Chapter 2, Association Rule Mining, introduces our first data mining tool: mining for co-occurring sets of items, sometimes called frequent itemsets. We extend our understanding of frequent itemset mining to include mining for association rules, and we learn how to evaluate whether the rules we have found are helpful or not. To put our knowledge into practice, at the end of the chapter we implement a small project wherein we find association rules in the keywords chosen to describe a large set of software projects.
Chapter 3, Entity Matching, focuses on finding matching pairs of data elements that may look slightly different but are actually the same. We learn how to determine whether two items are actually the same thing by using the attributes of the data. At the end of the chapter, we implement an entity matching project where we learn to find the software projects that have moved from one hosting service to another, even after changing their names and other important attributes.
Chapter 4, Network Analysis, is a tour through the basics of network or graph analysis, as used to describe the relationships between various interconnected groups of entities. We investigate the various types of network and learn how to describe and measure them. Then we put our learning into practice to describe how a network of software developers has changed over time.
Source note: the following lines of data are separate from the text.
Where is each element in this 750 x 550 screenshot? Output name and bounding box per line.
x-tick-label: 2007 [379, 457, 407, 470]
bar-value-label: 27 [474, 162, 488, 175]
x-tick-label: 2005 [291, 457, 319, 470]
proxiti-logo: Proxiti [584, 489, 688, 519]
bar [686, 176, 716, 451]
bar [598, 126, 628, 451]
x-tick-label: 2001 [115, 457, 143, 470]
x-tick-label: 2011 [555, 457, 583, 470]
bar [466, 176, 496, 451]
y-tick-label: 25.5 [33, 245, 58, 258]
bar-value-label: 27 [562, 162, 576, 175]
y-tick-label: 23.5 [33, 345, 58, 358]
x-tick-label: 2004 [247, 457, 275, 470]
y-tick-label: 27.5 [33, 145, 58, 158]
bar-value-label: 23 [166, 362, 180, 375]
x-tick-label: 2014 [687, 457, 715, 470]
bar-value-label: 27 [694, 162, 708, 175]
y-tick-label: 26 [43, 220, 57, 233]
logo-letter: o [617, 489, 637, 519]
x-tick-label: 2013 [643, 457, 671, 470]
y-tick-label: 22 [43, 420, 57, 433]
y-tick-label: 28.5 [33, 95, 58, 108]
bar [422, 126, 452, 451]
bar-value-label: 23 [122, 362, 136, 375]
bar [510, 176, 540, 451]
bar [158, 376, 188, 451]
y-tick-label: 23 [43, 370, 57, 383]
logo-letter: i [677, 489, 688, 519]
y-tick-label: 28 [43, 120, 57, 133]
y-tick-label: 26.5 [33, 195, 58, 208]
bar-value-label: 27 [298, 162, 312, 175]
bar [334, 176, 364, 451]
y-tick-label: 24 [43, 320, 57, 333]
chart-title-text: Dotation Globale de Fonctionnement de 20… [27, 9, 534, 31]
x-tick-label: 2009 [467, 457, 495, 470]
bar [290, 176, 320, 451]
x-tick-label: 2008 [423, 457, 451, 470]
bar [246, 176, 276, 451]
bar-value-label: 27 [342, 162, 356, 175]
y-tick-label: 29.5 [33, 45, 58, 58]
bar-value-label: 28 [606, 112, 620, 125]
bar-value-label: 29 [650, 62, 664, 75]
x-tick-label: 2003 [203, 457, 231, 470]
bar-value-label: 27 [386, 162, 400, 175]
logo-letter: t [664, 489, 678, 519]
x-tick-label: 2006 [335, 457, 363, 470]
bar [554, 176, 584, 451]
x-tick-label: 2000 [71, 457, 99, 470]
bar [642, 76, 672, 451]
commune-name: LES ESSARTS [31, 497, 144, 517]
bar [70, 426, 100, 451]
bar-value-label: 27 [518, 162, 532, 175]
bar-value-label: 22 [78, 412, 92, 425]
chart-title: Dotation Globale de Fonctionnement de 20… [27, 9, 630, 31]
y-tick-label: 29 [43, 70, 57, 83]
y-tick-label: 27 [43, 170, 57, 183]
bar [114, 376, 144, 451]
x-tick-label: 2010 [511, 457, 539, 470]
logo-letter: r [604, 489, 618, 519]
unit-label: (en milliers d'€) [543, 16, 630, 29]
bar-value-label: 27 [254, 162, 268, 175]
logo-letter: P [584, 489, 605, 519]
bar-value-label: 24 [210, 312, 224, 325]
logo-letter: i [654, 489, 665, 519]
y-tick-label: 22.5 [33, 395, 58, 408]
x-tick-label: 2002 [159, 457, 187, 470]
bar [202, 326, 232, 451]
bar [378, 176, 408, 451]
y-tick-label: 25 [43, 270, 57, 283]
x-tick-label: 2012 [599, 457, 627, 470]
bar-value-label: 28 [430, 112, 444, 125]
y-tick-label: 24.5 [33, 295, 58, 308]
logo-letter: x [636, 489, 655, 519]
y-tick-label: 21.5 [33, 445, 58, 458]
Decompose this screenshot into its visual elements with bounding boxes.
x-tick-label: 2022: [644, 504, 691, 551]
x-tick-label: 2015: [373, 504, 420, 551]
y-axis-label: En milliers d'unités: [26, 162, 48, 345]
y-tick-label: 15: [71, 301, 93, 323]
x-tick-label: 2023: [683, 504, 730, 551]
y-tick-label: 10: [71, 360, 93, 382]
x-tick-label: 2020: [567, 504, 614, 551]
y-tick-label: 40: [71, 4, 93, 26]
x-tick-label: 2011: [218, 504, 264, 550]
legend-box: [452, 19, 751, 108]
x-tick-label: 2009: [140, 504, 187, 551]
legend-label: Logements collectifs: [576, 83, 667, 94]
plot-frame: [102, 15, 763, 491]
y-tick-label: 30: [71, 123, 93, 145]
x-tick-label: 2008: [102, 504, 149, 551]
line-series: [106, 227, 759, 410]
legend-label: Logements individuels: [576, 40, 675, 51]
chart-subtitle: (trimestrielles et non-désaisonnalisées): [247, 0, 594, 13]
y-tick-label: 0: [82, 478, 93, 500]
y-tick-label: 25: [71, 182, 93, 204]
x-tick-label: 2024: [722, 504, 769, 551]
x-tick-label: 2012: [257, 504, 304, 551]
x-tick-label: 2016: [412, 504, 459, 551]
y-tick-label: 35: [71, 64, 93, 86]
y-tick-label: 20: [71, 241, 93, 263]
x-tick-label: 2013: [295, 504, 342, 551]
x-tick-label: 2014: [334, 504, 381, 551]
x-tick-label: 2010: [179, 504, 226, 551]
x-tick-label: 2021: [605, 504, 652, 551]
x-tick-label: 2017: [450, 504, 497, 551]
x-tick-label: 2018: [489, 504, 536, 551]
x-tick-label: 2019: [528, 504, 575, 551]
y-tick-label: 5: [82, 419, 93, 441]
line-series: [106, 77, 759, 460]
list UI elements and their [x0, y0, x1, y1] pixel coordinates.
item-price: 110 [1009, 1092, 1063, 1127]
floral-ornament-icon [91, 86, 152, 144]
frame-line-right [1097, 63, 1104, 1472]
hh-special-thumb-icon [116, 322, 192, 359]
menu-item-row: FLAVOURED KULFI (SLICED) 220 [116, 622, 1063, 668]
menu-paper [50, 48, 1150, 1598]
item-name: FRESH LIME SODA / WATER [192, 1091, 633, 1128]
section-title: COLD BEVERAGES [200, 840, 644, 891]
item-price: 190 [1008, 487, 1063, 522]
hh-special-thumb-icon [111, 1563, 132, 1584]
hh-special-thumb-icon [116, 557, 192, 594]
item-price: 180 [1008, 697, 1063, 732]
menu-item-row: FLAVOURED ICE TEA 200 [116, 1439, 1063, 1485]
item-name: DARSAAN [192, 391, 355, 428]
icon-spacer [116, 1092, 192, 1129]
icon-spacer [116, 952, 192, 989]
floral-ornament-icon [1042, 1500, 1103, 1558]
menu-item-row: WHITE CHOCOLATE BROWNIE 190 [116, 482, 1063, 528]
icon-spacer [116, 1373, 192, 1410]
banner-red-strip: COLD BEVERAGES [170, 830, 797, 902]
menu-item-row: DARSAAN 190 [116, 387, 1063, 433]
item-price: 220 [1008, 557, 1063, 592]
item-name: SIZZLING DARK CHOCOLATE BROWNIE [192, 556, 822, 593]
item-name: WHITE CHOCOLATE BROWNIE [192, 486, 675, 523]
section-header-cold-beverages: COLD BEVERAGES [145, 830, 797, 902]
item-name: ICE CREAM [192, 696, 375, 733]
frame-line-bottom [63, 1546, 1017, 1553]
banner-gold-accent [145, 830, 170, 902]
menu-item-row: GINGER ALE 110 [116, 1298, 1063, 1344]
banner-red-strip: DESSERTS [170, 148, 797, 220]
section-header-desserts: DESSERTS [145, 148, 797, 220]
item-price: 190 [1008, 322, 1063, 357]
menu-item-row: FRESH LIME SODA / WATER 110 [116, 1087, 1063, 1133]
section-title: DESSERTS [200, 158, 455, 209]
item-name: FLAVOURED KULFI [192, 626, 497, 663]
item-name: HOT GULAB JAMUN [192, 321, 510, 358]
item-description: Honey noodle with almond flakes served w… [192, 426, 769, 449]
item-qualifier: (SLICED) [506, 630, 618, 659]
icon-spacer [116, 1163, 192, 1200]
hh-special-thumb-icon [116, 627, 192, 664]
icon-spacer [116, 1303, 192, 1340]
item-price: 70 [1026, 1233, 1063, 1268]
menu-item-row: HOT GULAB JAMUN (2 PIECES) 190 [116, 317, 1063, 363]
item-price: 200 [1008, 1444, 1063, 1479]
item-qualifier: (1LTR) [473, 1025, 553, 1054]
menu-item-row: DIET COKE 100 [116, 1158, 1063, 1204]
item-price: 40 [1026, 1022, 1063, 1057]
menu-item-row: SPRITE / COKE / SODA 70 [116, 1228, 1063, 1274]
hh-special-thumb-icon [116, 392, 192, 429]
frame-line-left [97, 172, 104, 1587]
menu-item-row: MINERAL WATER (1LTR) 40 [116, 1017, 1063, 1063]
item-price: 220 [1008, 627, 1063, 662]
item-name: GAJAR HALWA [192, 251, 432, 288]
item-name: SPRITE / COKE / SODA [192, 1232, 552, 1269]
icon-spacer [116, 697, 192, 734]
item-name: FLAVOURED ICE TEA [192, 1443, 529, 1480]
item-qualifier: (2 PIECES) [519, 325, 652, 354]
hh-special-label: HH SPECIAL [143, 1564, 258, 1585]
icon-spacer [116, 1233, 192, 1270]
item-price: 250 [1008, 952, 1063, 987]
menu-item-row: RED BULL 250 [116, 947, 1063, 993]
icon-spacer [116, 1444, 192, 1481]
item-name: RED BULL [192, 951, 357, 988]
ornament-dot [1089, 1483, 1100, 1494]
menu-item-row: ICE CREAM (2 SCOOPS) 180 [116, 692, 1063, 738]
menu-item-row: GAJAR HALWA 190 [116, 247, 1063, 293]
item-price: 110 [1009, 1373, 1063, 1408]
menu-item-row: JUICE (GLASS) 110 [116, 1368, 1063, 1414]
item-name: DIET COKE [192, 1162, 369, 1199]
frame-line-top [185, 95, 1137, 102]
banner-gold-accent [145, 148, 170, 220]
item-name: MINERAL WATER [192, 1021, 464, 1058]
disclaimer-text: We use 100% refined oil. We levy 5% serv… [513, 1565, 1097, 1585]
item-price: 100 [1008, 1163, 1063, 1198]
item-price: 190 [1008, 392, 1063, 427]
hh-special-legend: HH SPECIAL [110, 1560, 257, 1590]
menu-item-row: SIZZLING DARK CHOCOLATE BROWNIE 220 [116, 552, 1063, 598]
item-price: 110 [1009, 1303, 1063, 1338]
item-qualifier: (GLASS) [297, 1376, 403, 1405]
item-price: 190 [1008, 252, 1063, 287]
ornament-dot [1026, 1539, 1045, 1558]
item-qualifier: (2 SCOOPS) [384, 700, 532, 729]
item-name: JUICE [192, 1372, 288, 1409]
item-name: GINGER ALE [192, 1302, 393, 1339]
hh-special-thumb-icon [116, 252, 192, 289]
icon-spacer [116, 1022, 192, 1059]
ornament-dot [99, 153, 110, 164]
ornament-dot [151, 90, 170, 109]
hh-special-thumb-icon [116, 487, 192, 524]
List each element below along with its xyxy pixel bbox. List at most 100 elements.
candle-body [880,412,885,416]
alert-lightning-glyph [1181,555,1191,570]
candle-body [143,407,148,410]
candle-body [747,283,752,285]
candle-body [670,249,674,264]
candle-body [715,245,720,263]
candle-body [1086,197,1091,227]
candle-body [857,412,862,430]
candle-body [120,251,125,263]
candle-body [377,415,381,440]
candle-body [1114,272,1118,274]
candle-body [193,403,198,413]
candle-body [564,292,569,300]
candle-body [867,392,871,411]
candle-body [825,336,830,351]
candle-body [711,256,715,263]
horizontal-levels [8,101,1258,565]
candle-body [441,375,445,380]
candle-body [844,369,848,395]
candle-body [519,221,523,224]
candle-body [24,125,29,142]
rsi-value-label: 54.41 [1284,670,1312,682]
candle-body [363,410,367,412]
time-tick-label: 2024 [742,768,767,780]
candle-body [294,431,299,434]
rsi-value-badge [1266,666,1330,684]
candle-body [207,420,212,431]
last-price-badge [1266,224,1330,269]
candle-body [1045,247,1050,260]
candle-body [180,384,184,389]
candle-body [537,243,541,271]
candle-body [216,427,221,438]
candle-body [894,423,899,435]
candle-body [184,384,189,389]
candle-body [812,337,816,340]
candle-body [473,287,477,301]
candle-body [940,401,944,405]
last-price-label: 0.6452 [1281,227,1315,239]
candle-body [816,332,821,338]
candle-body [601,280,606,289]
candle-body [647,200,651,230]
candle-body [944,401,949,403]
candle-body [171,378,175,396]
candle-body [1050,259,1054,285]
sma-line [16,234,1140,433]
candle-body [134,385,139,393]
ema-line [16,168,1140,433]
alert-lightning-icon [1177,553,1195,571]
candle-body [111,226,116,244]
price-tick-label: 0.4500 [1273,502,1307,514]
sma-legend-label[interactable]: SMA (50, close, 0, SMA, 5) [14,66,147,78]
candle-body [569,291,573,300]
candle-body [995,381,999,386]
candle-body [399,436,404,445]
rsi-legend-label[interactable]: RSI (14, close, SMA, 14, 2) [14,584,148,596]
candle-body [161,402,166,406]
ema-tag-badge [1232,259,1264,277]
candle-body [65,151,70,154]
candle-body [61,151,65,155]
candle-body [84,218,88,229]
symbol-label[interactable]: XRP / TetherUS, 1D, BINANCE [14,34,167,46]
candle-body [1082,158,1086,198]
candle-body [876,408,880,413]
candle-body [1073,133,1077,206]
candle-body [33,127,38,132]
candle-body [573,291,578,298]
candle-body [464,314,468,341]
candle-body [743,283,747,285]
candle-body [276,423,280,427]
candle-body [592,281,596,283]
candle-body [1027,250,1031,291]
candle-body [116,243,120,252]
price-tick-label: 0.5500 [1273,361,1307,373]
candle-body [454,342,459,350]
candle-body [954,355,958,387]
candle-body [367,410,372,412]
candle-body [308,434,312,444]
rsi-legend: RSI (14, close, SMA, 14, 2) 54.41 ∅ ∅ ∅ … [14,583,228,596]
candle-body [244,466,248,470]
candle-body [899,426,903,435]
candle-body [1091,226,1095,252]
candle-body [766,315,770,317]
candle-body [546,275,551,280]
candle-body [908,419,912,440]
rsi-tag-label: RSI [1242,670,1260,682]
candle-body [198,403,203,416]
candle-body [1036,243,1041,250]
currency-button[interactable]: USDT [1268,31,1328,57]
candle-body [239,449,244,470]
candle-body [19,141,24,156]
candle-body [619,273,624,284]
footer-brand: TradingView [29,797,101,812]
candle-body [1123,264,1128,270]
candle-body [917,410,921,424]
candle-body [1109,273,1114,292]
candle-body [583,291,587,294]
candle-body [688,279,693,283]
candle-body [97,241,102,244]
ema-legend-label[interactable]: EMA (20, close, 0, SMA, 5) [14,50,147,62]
Chapter 5, Sentiment Analysis in Text, is the first of four text mining chapters in this book. This chapter serves as an introduction to the growing field of sentiment, or mood, analysis in text. After comparing various approaches to sentiment mining and learning how to evaluate the results, we practice using a machine learning classifier to determine the sentiment of a set of software developer chat logs and e-mail logs.
Chapter 6, Named Entity Recognition in Text, is about finding proper nouns and proper names in text. We spend some time learning why this task is useful, and why finding named entities can sometimes be more difficult than it sounds. At the end of the chapter we implement a named entity recognition system on several different types of real-world text data including e-mail, chat logs, and board meeting minutes. Along the way we apply different techniques for quantifying the success or failure of our results.
Chapter 7, Automatic Text Summarization, presents several strategies for automatically create condensed summaries of text. This chapter emphasizes extractive summarization tools, which are designed to find the most important sentences in a text sample. To this end, we experiment with three different tools for accomplishing this goal, testing the summarization methods, and learning how they differ. Following the introduction of each tool, we attempt to summarize a common set of text documents and compare the results.
Chapter 8, Topic Modeling in Text, shows how to use software tools to reveal what topics or concepts are present in a given text. Can we train a computer program to infer the themes that are present in large amounts of text? In a series of experiments, we learn how to use common topic modeling libraries to reveal the topics present in software developer e-mails, and how those topics change over time.
Chapter 9, Mining for Data Anomalies, is where we learn how to use data mining and statistical techniques to improve our own data mining process. While all of the other chapters in this book deal with finding different types of patterns in data, here we focus on finding data that is anomalous or that does not match a particular pattern. Whether it is because the data is empty, missing, or just plain weird, this chapter presents strategies for finding or fixing this type of data so that the rest of your data can be mined more effectively.